Our Circle of Control in Longevity
Tying this back into our area of focus, there are five main objects in our Circle of Control within the realm of longevity. They’re the five levers I first laid out in The Longevity Framework: sleep, nutrition, exercise, mental and emotional health, and external compounds.
Each of these five levers further breaks down into its sub-levers which allow us to take actionable and measurable steps towards our goals. Proactive people who live and operate in their Circle of Control tend to these five levers, and their sub-levers, on a consistent basis. In comparison, reactive people who live in their Circle of Concern wait until it’s too late. They’re all worry and talk, but no action.
To track habits or key daily activities that I’m trying to enforce, I keep a notebook lying open on my dresser with habits at the top and the day of the month along the side. Every morning, I put a dot under each activity that I successfully completed the day before and then tally the number of dots.
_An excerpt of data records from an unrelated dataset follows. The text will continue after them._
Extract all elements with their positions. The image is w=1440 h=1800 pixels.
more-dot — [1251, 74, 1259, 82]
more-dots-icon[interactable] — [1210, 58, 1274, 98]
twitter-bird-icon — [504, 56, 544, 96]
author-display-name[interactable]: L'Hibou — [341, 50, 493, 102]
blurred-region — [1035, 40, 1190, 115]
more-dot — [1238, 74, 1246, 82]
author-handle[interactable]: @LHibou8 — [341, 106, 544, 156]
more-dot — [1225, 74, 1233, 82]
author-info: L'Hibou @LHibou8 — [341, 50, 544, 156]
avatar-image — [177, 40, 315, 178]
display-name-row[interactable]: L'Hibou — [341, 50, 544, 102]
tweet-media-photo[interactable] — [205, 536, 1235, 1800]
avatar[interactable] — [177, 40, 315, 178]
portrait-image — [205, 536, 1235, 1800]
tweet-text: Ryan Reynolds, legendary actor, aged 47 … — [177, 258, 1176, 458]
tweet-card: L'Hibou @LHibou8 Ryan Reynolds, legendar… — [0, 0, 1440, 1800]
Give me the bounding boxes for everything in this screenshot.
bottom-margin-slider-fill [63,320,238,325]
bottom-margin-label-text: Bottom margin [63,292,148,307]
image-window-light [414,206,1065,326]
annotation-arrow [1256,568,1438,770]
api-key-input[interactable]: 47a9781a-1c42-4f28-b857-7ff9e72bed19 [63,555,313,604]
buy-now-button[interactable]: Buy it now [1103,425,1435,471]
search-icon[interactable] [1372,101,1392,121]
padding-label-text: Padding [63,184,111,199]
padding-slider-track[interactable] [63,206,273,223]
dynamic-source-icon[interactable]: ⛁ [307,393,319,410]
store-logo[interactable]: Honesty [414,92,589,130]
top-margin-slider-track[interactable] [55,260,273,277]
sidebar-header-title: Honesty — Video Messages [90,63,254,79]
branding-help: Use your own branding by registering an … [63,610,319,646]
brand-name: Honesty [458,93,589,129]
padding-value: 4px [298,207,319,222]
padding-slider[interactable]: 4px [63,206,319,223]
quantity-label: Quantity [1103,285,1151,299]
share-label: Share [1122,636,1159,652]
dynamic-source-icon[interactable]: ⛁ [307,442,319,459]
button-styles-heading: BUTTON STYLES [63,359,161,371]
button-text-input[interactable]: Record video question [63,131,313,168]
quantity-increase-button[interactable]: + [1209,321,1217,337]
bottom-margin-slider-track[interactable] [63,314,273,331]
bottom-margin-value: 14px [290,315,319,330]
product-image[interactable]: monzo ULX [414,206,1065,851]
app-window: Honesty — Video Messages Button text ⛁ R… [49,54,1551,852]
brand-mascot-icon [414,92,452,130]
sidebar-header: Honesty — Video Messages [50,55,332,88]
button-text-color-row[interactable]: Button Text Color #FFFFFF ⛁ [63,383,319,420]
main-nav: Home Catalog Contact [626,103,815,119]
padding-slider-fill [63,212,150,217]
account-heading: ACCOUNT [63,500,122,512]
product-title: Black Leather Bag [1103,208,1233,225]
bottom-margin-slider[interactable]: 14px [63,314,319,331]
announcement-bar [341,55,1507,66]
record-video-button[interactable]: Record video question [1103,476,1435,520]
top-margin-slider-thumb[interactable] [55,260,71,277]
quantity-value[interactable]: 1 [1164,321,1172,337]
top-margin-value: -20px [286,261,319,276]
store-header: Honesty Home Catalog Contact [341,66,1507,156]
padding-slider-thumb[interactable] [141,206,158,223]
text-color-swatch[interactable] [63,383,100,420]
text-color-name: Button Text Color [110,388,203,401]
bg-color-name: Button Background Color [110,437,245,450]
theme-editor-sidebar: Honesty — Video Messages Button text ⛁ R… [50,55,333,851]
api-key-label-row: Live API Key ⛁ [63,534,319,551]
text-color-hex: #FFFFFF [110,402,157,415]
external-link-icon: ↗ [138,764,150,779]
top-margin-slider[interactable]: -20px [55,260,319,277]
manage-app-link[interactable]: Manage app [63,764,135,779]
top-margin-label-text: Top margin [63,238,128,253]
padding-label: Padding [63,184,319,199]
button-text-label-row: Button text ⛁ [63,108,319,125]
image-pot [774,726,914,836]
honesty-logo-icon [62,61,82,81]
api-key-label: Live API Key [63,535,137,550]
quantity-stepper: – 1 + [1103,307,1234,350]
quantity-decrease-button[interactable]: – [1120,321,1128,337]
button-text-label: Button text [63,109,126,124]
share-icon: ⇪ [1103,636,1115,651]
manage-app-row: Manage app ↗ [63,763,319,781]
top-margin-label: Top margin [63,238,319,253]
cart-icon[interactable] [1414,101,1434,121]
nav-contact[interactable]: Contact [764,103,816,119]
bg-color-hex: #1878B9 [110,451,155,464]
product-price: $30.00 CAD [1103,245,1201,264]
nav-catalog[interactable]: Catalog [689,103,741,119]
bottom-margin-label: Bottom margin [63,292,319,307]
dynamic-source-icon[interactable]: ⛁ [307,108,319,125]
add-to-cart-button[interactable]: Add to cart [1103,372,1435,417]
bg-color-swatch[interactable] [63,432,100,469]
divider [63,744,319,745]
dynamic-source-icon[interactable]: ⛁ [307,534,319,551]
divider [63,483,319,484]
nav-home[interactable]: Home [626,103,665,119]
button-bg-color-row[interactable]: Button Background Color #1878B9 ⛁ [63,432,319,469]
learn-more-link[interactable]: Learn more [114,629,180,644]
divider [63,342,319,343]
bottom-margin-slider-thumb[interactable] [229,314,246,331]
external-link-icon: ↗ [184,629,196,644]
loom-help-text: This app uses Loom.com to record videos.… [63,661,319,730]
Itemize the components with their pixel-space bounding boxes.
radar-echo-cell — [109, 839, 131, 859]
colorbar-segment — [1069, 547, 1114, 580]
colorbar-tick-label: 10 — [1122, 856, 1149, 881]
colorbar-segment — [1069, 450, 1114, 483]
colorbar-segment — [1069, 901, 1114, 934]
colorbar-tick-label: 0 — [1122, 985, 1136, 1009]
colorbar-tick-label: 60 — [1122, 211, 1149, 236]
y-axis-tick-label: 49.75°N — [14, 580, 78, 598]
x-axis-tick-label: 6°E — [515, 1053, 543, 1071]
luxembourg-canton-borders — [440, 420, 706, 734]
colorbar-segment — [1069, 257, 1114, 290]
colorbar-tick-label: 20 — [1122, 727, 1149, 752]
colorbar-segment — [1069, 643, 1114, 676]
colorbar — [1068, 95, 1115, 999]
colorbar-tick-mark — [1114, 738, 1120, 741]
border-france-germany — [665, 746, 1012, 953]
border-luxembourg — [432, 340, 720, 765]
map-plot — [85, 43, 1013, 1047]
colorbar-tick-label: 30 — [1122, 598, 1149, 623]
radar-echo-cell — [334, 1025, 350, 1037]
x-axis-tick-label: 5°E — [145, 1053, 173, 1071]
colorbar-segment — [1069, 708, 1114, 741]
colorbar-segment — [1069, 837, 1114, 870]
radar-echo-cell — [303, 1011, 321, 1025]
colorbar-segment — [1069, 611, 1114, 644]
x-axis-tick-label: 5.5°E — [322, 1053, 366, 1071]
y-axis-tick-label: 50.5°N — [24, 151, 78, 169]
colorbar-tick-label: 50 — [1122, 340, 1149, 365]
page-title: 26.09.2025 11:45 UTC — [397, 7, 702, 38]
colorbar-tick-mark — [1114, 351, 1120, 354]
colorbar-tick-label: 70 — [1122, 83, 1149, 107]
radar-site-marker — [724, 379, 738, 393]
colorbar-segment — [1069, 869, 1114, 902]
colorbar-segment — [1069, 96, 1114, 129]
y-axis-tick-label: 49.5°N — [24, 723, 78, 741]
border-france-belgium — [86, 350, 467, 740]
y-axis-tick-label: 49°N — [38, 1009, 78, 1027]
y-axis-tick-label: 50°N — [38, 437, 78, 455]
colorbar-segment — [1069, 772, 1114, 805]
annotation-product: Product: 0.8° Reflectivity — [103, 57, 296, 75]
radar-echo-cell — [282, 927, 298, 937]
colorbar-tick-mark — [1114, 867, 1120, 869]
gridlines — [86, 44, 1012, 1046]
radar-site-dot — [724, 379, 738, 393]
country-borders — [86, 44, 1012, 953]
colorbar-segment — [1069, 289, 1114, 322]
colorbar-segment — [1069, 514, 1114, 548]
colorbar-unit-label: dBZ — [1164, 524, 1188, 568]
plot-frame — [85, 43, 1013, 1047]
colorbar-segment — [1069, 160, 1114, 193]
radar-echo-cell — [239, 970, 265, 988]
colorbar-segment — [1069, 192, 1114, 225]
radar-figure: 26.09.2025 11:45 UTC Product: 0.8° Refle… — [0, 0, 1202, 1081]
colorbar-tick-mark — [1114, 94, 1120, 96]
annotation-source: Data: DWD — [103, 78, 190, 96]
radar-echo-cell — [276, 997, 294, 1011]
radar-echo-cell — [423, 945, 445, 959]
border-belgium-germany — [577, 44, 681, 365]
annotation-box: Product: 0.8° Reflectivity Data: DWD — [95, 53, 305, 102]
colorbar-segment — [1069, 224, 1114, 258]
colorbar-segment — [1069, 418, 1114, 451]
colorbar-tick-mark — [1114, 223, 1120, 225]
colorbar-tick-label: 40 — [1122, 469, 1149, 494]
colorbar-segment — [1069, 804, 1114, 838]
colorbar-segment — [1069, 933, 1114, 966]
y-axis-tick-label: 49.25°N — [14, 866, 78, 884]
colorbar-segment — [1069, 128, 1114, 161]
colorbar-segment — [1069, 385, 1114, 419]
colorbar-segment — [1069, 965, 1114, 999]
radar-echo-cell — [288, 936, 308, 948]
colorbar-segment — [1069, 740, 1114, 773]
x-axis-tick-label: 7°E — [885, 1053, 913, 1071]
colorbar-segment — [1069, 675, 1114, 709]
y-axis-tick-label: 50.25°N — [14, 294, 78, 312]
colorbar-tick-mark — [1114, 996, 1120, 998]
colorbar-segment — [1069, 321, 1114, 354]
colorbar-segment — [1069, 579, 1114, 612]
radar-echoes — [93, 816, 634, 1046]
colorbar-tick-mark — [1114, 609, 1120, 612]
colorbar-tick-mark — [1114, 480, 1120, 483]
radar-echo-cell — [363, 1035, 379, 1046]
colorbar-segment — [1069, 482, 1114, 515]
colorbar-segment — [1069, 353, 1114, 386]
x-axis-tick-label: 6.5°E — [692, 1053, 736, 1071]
This allows me to track my progress and consistency in certain areas that I am focused on in a given month. I’ve found this format to be very effective and would highly recommend giving it a try. The habits listed here are not the only things I work on each day, but just the ones I either want to keep a record of or improve upon. There are many other habits or daily routines that are deeply ingrained into my life that I don’t bother tracking here.
I hope you’ve been able to bear with me and find some value in this tangential to our main focus of longevity. The development of a mindset geared towards the lifestyle or the objective we want to achieve is the first step in moving towards that aim. To achieve anything in life, we must first become the person who is capable of achieving it. Meditate, cut out media and track key habits. These three simple practices will yield immeasurable results, vastly disproportionate to the effort and time required.